Nervös lachend tritt Lessiko zur Tür, die er wieder öffnet. »Verstehe. Du vertraust mir nicht… Würde ich wahrscheinlich auch nicht, haha… Das Wichtigste ist, dass wir Hektor aufhalten. Wenn ich dafür mit meinem Leben bezahlen muss… soll es mir recht sein.«
 

Dann lässt mich Lessiko stehen.
 

Ich atme tief durch. Es wird immer komplizierter, habe ich recht? Jetzt werde ich nicht nur von einem Mafia-Boss festgehalten, sondern von einem potenziellen Verräter bedroht?
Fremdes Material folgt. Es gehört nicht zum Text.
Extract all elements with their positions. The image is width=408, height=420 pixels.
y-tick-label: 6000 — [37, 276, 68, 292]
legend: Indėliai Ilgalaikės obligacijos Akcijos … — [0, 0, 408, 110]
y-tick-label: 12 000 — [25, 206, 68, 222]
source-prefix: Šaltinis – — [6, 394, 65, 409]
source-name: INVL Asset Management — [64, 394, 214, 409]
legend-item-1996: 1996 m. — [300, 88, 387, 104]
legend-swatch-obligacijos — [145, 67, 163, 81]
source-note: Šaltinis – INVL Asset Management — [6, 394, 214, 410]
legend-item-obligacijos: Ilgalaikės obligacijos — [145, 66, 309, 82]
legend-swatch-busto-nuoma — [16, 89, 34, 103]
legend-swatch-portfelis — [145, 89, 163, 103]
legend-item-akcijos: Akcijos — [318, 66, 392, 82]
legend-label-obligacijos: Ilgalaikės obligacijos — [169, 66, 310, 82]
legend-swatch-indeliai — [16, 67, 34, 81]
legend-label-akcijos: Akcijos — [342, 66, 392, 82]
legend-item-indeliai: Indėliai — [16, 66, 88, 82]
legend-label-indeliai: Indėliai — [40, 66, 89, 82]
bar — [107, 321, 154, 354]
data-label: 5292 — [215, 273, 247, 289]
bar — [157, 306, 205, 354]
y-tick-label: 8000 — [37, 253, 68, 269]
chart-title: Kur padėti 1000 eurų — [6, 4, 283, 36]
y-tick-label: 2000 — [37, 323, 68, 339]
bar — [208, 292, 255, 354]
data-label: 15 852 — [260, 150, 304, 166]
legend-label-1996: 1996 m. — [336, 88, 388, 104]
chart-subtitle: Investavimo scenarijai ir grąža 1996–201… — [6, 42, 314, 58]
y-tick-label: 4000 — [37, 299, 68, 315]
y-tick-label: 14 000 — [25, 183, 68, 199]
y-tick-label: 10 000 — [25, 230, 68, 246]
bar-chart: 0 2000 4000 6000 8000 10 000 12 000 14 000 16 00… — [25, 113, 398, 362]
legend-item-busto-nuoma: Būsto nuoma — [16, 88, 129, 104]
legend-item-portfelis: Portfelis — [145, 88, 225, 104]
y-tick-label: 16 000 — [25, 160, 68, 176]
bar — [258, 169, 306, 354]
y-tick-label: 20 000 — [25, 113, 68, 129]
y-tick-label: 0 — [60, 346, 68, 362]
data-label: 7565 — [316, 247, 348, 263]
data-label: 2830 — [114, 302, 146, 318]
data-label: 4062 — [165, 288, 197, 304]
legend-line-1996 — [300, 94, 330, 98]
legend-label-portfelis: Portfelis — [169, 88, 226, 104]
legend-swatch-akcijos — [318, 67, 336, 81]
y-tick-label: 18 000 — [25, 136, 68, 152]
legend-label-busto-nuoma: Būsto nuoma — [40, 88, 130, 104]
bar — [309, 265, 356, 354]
Ich sollte Hektor aus dem Weg gehen und was Lessiko betrifft… Meine Lippe beginnt zu schmerzen, als ich fest auf sie beiße. Mit seinem Leben bezahlen? Sieht die Lage wirklich so ernst aus? Es wäre besser, wenn ich den anderen von Hektor erzähle, aber Lessiko scheint mehr zu wissen. Natürlich. Ich bin dumm, unerfahren. Was weiß ich schon von der Mafia?
 

Meine rasenden Gedanken werden unterbrochen, als ich plötzlich einen leisen Schrei vernehme. Überrascht trete ich aus dem Raum und sehe den Gang nach rechts, woher ich den Schrei vermute. Doch Lessiko kann es nicht sein, ihn habe ich die Treppe nach oben laufen hören.
 

Mein Magen zieht sich zusammen, als ich begreife, dass wir nicht allein hier unten waren.